L’anno successivo, la competenza si estese alle proprietà degli stranieri di nazionalità nemica. Per cui, l’8 agosto 1940, il prefetto di Lucca ordinò il sequestro dei beni appartenenti alla famiglia Borbone-Parma. Tra questi, anche i tre dipinti, che però furono rubati dai nazisti durante una razzia e finirono nel Castello di Dornsberg, vicino Merano, in provincia di Bolzano, residenza del Generale Wolff che era capo delle SS in Italia. 
    
NEL 1945 toccò ai “Monuments men”, militari della Quinta Armata americana, famosi per aver ritrovato e restituito numerose opere asportate dai tedeschi in quegli anni, espugnare il castello: c’era un tesoro. E nel 1949, grazie a un articolo di giornale, Felice di Borbone Parma scoprì che parte della sua collezione era stata recuperata. Tutto gli fu restituito, eccetto i tre dipinti: non erano stati ritrovati. E il principe ricevette un risarcimento danni di guerra dal Ministero del Tesoro italiano.

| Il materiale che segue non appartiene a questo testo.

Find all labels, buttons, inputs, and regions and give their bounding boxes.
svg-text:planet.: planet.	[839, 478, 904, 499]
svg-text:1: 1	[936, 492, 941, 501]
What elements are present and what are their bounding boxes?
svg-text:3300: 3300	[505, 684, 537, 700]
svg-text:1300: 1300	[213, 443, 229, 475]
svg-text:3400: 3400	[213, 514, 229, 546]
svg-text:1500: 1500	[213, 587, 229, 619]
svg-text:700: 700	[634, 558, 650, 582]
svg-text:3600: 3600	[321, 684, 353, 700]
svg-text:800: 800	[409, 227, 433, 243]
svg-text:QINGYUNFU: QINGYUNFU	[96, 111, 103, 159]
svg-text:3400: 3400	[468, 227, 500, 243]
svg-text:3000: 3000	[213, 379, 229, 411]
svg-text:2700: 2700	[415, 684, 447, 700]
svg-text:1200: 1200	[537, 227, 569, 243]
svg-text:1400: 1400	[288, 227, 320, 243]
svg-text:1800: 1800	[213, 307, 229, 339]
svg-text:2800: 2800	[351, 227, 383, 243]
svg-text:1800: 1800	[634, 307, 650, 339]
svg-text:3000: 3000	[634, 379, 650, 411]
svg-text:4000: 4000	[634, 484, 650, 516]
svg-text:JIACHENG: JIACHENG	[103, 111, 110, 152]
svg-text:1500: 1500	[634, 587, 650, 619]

C’è stato un paziente lavoro: sono stati consultati archivi, analizzate fotografie, per arrivare a scovare i dipinti, trovati in due abitazioni private, di proprietà di famiglie che le hanno ereditate da avi collezionisti. 
    
Le opere sono state sequestrate: leggi del ’46 e del ’50 obbligano alla restituzione dei beni sottratti, con violenza, dalle truppe tedesche durante il secondo conflitto mondiale dai territori delle Nazioni Unite. Nei confronti dei proprietari delle opere sono stati aperti due procedimenti per ricettazione. Uno ha presentato una certificazione di “diritto di proprietà” del 1942. Peccato che, due anni prima, il prefetto di Lucca avesse ordinato il sequestro di quei beni. 
Il valore deve ancora essere stimato. Ma è emerso che le due opere di maggior pregio sono quelle di Baldovinetti e di Girolamo dai libri. La Trinità è l’opera più antica, risalente alla metà del XV secolo: rara per l’iconografia, perché c’è un “Trono di grazia”, con Dio seduto che sostiene Cristo Crocifisso. Tra i due, la colomba raffigurante lo Spirito Santo. È la prima versione fiorentina. La base appare danneggiata nella parte superiore, in cui si nota un’incrinatura sulla tavola. Mentre la Circoncisione/Presentazione di Gesù al Tempio è di Girolamo dai libri, conosciuto più come miniatore che come pittore. Si notano figure espressive, monumentali e imponenti. Il riferimento è ad artisti veneti del tempo.